Cadáveres políticos
"Si el muy atribulado PP valenciano se resiste no hace otra cosa que ahondar su tumba"
Aleccionaba san Ignacio de Loyola que en tiempo de tribulaciones no se emprendiesen mudanzas y a esa norma se acoge el actual gobierno de la Generalitat. La crisis se acentúa, los damnificados aumentan —en buena parte por los mismos impagos de la Administración arruinada—, la pobreza se extiende cual larva de la protesta que todavía se atiene a pautas cívicas, aunque nadie puede garantizar que se prolongue la moderación. Mientras, los gobernantes, decimos del presidente Alberto Fabra y su mariachi, observan desarmados cómo evoluciona el nublado. A lo sumo, pueden musitar preces o, tal como al parecer prescribe el argumentario del partido, predican unos indicios de recuperación económica que sólo ellos perciben en el vuelo de los estorninos o en unos brotes verdes imposibles en puertas del invierno. “Ya se atisba un cambio”, dicen, cuando, puestos a imaginar, lo que realmente se adivina es el resoplido de una Moby Dick descomunal que amenaza con hundirnos en la miseria más atroz. Y en punto al cambio es muy otro el que viene.
Ante ello, ya se ve la respuesta del partido gobernante: el quietismo y el enroque en la poltrona a la espera de que, por arte de birlibirloque, pase el nublado. Tiene todavía por delante dos años y medio de legislatura con un erario en quiebra y un Consell tan noqueado como desacreditado. Las encuestas de opinión le pronostican un fracaso en las próximas elecciones autonómicas y le aguarda, además, un calvario judicial por la serie de escándalos que lo han agusanado, un colectivo en el que prima la presunción de culpabilidad antes que la de inocencia. Del orden público ni hablemos, pero basta con pulsar la agitada calle para calar en su precariedad. No obstante, nadie puede cuestionar la legitimidad de este partido votado en su día por una mayoría contundente de electores. Otra cosa es la moralidad que avale su contumacia cuando resulta evidente que ya ha agotado su recorrido y está justamente sumido en la infamia.
En buena lógica, que no coincide precisamente con la lógica política, el molt honorable ya debería de haber disuelto las Cortes y llamado a las urnas, que para eso se reformó el Estatuto. Al fin y al cabo, gobernar no gobierna y cada día que pasa se acentúa más la percepción de su inanidad, tan solo disimulada por la mucha que destilaba quien le precedió en esa poltrona.

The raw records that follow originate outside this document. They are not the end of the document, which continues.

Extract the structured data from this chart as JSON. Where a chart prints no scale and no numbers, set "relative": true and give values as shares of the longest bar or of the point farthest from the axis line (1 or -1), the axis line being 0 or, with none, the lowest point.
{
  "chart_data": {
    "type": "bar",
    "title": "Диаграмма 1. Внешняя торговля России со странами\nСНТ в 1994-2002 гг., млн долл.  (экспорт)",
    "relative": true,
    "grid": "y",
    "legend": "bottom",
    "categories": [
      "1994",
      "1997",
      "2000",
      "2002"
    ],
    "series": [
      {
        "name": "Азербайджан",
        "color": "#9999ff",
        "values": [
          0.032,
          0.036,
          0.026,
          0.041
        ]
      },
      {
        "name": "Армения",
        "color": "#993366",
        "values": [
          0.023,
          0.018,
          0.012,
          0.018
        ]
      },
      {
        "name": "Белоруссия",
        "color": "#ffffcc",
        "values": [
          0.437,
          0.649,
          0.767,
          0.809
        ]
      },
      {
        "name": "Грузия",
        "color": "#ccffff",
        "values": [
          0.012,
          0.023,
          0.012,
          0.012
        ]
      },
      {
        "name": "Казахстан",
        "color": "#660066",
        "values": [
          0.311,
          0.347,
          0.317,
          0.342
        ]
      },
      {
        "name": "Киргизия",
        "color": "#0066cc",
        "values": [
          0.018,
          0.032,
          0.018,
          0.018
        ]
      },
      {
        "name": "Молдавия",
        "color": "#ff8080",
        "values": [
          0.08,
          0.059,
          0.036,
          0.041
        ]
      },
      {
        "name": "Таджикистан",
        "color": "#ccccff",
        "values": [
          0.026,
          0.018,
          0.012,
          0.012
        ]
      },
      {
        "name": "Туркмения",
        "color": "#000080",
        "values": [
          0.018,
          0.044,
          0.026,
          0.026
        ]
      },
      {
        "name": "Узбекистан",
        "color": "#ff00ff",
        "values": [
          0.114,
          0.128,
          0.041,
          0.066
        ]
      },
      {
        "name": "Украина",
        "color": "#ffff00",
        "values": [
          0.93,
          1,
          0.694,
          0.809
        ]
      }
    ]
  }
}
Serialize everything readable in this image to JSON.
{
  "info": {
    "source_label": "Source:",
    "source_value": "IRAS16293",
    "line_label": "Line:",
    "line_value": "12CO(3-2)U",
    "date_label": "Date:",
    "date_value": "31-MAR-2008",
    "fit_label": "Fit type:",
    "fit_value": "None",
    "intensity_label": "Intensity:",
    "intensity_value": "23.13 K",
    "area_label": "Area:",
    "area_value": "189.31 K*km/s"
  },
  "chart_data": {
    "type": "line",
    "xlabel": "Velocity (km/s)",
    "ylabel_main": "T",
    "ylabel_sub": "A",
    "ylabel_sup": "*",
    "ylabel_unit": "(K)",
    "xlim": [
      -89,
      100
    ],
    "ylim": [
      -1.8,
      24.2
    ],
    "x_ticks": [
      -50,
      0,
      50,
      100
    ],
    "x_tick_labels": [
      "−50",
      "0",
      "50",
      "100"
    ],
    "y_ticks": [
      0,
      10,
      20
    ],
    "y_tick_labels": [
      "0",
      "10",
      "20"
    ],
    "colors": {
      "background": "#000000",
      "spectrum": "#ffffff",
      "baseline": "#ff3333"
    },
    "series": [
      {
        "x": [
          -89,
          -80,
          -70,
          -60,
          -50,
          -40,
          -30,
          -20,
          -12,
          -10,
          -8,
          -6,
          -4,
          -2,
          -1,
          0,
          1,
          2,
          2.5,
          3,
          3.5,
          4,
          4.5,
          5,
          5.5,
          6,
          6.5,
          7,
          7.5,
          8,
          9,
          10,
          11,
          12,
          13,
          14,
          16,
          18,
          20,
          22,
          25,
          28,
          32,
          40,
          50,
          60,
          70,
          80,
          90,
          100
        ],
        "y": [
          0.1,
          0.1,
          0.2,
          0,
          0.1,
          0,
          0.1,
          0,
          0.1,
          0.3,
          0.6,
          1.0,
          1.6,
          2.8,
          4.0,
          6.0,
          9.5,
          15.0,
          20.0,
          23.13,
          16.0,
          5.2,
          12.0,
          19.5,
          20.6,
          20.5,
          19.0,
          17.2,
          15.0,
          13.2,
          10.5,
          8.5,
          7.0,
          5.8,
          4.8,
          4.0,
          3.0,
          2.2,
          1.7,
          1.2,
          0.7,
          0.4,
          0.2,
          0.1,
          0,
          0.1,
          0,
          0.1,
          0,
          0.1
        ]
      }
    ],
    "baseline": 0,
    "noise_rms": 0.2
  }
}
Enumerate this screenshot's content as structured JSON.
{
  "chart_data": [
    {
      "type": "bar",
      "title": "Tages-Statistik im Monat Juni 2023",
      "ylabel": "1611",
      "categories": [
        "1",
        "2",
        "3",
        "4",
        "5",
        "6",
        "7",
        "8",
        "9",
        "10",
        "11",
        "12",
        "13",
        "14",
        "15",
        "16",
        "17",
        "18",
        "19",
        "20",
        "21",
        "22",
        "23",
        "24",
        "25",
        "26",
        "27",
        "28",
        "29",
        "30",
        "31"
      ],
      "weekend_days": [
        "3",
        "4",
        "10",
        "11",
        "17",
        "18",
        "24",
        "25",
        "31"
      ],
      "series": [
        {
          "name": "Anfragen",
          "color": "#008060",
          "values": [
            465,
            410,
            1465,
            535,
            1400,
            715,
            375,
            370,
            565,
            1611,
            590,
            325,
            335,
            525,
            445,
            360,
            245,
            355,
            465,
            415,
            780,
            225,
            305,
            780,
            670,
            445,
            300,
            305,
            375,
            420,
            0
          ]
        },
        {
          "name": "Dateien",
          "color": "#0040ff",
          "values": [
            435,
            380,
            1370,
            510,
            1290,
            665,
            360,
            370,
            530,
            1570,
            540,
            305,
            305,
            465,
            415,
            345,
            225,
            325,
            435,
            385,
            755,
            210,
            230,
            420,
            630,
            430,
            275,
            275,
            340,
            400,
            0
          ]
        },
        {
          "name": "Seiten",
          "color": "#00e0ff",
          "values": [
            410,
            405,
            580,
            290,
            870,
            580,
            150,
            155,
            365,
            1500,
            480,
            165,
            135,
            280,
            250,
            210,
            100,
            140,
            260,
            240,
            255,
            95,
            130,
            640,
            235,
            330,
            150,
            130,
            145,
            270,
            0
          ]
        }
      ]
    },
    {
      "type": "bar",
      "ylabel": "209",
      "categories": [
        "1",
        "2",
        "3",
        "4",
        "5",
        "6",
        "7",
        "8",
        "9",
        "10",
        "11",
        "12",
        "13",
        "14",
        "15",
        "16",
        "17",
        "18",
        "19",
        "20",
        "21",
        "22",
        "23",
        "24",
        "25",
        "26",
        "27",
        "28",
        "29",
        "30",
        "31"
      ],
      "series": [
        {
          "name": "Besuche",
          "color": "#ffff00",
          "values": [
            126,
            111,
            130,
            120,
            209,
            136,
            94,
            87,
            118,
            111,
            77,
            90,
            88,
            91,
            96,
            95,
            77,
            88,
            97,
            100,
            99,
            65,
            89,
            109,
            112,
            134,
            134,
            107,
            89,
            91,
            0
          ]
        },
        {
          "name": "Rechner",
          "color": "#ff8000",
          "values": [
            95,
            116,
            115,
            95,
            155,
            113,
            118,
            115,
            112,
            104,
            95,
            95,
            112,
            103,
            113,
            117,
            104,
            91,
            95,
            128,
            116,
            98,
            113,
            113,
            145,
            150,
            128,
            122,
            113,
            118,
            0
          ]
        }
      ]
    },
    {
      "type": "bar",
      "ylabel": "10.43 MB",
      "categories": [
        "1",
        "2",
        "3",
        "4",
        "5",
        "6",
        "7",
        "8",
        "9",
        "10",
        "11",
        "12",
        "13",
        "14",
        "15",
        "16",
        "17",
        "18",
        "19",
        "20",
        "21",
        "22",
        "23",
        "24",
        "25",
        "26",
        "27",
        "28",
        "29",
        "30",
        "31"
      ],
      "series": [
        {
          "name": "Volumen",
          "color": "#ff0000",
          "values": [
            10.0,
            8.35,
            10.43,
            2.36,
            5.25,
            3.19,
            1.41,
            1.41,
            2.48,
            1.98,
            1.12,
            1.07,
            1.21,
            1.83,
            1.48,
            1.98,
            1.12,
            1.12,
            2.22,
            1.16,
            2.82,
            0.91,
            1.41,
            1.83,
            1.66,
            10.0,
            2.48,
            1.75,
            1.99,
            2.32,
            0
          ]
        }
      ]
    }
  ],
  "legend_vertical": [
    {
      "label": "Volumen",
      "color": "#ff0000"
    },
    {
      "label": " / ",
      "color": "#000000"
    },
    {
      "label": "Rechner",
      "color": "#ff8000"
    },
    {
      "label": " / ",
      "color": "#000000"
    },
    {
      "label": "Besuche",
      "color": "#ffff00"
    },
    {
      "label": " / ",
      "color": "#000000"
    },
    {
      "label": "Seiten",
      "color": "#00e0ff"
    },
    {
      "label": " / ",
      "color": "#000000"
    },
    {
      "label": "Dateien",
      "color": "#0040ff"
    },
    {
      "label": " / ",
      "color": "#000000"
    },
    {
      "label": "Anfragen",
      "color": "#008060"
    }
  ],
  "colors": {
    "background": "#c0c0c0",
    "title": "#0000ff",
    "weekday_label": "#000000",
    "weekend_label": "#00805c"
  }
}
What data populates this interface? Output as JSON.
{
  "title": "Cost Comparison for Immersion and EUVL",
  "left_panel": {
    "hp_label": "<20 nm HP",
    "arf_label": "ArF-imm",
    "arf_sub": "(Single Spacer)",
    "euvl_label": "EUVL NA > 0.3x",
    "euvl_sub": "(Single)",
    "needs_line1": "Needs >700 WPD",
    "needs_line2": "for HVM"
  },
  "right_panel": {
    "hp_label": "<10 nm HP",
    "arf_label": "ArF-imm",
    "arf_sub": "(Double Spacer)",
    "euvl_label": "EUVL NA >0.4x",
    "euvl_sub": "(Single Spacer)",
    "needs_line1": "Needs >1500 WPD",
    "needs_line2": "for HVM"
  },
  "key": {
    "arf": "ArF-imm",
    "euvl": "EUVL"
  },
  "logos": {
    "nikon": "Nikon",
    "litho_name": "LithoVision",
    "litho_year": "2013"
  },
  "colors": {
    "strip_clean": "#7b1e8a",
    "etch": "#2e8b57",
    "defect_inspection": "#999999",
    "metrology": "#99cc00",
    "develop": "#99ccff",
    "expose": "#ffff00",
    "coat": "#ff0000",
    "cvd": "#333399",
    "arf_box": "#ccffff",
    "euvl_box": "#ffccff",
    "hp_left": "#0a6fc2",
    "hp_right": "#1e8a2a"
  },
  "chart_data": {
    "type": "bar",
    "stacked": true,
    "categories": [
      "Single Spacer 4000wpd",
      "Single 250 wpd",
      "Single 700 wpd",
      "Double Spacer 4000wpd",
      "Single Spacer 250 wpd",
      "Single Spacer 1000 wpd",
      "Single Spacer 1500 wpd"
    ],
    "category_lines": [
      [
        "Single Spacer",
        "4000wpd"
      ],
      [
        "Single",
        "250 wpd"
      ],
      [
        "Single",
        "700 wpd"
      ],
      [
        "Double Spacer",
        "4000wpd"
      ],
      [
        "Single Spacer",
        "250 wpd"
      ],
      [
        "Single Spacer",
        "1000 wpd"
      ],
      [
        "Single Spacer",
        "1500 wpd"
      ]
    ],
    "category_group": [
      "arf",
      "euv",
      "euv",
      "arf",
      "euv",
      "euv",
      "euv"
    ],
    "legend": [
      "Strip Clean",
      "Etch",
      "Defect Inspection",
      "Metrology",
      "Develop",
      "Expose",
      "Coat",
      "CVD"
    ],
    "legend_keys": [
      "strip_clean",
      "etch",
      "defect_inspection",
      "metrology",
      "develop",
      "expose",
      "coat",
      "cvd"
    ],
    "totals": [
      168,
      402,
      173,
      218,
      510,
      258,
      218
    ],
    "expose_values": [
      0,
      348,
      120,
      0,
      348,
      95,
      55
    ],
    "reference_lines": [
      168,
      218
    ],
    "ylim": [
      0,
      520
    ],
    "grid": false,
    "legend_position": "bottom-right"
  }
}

La verdad es que, en punto a presidentes, el país no ha sido lo que se dice afortunado, si bien habría que anotar como atenuante de quien hoy nos gobierna que difícilmente podía haber previsto la enormidad del problema que le endosaban.
¿Y qué se ganaría con el cambio? Por lo pronto, se aventaría el pestazo a corrupción que expanden los malhechores que infestan al PP, se restauraría la decencia —y prestigio— de la política, se apostaría sin reservas por la prevalencia de lo público sobre lo privado, enmendando los inmisericordes recortes que se han ejecutado en sanidad, enseñanza y desvalidos, el realismo y no la megalomanía serían el santo y seña de la Administración y de un gobierno de una puñetera vez laico. En suma, volveríamos a la senda incipiente de la democracia que el PP ha barrido con su arrogancia y franquismo. Y sí, frente al escepticismo, ese programa está al alcance de la izquierda emergente, sobradamente preparada para afrontar el reto.
Si el muy atribulado PP valenciano se resiste no hace otra cosa que ahondar su tumba. Hoy por hoy es un cadáver político con pase de pernocta. Amén.